VIDEOTAPE that might contain footage of the explosion that wounded ABC News anchor Bob Woodruff and cameraman Doug Vogt in Iraq is now in the hands of ABC News executives in New York.

But they haven’t yet viewed the tape, nor removed it from the damaged camera in which it is loaded, a spokesman for ABC News said yesterday.

Vogt, 46, was shooting videotape of Woodruff, 44, and the surrounding area as the two were standing with their upper bodies exposed in an Iraqi military vehicle when their convoy was attacked by a roadside IED (improvised explosive device).

Both men were seriously wounded and are now being treated at Bethesda Naval Hospital in Maryland.

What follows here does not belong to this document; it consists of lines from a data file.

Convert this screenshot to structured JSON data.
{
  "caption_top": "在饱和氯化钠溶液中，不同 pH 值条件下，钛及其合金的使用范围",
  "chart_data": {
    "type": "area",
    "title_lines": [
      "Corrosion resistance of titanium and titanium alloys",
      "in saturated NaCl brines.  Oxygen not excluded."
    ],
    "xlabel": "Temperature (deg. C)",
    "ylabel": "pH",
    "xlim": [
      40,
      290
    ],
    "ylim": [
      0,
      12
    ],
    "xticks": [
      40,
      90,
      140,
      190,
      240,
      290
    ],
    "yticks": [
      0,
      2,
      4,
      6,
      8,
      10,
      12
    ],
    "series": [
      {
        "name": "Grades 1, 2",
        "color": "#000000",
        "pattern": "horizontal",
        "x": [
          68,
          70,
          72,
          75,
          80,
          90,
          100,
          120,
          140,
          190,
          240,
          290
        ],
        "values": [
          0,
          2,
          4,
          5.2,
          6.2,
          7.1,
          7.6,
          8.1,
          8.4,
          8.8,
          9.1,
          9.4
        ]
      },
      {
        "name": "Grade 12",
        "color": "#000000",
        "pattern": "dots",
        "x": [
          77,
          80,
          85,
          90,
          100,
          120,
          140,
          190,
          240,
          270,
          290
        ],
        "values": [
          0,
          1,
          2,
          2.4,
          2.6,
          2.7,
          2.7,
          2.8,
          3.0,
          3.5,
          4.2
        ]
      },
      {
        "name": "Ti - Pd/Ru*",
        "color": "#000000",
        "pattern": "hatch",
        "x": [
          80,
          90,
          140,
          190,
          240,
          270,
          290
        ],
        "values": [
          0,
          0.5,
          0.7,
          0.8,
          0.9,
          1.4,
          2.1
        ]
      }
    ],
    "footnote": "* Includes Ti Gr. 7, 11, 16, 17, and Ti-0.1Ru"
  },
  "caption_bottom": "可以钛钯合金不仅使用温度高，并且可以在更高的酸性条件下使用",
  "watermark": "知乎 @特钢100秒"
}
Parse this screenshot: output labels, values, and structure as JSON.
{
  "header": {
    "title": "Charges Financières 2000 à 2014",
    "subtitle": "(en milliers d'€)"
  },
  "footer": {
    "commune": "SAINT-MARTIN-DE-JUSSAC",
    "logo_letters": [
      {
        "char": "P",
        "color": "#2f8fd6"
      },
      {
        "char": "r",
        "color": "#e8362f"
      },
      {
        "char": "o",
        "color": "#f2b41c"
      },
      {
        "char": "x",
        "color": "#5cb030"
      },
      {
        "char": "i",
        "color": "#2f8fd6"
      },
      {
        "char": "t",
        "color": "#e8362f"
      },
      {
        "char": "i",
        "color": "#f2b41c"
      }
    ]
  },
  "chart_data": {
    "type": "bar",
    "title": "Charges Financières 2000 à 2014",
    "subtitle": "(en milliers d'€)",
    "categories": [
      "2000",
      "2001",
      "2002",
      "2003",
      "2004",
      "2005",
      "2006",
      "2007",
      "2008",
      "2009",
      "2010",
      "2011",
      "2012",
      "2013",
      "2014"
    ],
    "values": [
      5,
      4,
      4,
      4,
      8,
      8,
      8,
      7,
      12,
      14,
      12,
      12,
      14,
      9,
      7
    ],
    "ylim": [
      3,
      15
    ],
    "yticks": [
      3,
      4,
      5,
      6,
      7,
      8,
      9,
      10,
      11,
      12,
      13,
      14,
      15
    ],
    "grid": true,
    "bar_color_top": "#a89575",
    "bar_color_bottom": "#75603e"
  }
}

The camera Vogt was using was brought along with them as they made their journey from Iraq – via Landstuhl, Germany – to Andrews Air Force Base in Maryland, where they landed Tuesday.

“It was hand-carried back from Iraq to Germany to Washington and now to New York,” the ABC News spokesman said. “The tape is still in the camera.”

He didn’t specify why the tape had not yet been removed, but he did say the camera was “banged up” in the attack.

Since ABC News execs have not yet seen what is on the tape, they do not know how much, if any, of the explosion and its aftermath were recorded.

Nor can they yet determine whether the videotape is suitable for airing on TV.

Such a decision “would be according to the same standards that we would apply to any war footage,” the spokesman said.

TV news organizations often shy away from airing war footage they judge to be too graphic for their viewers.